13 de fevereiro, de 2016 | 10:13
"O Rio Doce não Morreu"
Mobilização social prevê investimentos na recuperação de rio destruído por lama da Samarco/Vale/BHP
DA REDAÇÃO - Três meses após o rompimento da barragem da Samarco/Vale/BHP Bilitton, os Comitês da Bacia Hidrográfica do Rio Doce (CBH-Doce) estão empenhados na recuperação do rio. Seus representantes têm participado de diversas atividades como forma de definir as diretrizes a serem tomadas para que a situação do rio seja revertida.
Neste fim de semana, o CBH-Doce lançou a campanha de mobilização social O Doce Não Morreu”. Realizada com a doação feita pelo América Futebol Clube aos comitês, a campanha distribuirá cerca de 25 mil boletins informativos, 3 mil cartilhas educativas ilustradas, spots de rádio, cartazes, adesivos e bonés. Está em produção, também, um documentário sobre a tragédia da mineradora Samarco/Vale/BHP, em Mariana.
A campanha tem como objetivo promover ações que reflitam na melhoria da qualidade e quantidade de água na bacia do rio Doce, além da conscientização da população ribeirinha quanto a seu papel neste processo. Nos próximos cinco anos, aproximadamente R$ 174 milhões serão investidos para a recuperação da bacia, priorizando programas ligados à revitalização de nascentes e projetos de saneamento.
A Bacia do Doce já era uma das mais degradadas do Brasil e só por isso sua revitalização já era um desafio”, pontua Leonardo Deptulski, presidente do CBH-Doce e prefeito de Colatina. O comitê pretende liderar o processo de revitalização do manancial e deve atuar em duas frentes.
A calha do rio Doce precisa de reparações à montante dos locais em que a lama passou. E, por outro lado, é necessário promover a revitalização da bacia. Precisamos aumentar o volume de água limpa para o Doce e, para isso, devemos cuidar dos afluentes e de suas nascentes”, avalia.
Recuperação
O Comitê da Bacia Hidrográfica do Rio Doce vai investir cerca de R$ 175 milhões na recuperação da bacia, priorizando a recuperação de nascentes e projetos voltados para o saneamento. O valor será aplicado ao longo dos próximos cinco anos.

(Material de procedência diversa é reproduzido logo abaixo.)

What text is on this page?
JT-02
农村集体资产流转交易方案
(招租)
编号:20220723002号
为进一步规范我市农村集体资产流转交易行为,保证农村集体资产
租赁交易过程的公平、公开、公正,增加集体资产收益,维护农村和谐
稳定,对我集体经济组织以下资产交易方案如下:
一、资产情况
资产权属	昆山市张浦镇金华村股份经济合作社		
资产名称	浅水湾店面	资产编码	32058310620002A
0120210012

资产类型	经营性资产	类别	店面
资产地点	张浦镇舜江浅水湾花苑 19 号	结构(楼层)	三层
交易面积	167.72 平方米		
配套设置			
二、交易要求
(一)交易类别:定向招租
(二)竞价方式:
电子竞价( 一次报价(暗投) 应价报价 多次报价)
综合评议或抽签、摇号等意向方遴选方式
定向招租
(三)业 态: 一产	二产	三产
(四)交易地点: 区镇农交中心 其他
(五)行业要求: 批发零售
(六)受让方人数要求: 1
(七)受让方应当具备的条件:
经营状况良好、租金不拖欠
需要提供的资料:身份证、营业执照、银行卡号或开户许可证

O recurso virá da chamada cobrança pelo uso da água, garantida pela Lei 9.433/97 e que deu origem à Política Nacional de Recursos Hídricos. Na prática, trata-se de uma taxa paga, sobretudo, por grandes empresas pelo uso do recurso hídrico.
O rio Doce foi o principal curso d'água atingido pelos rejeitos de minério de ferro que vazaram da Barragem do Fundão, de propriedade da Samarco/Vale/BHP Bilitton, em 5 de novembro de 2015, em Mariana. Vazaram 32,5 milhões de metros cúbicos. Mais de 100 nascentes no entorno da cidade colonial foram soterradas no maior desastre socioambiental do Brasil.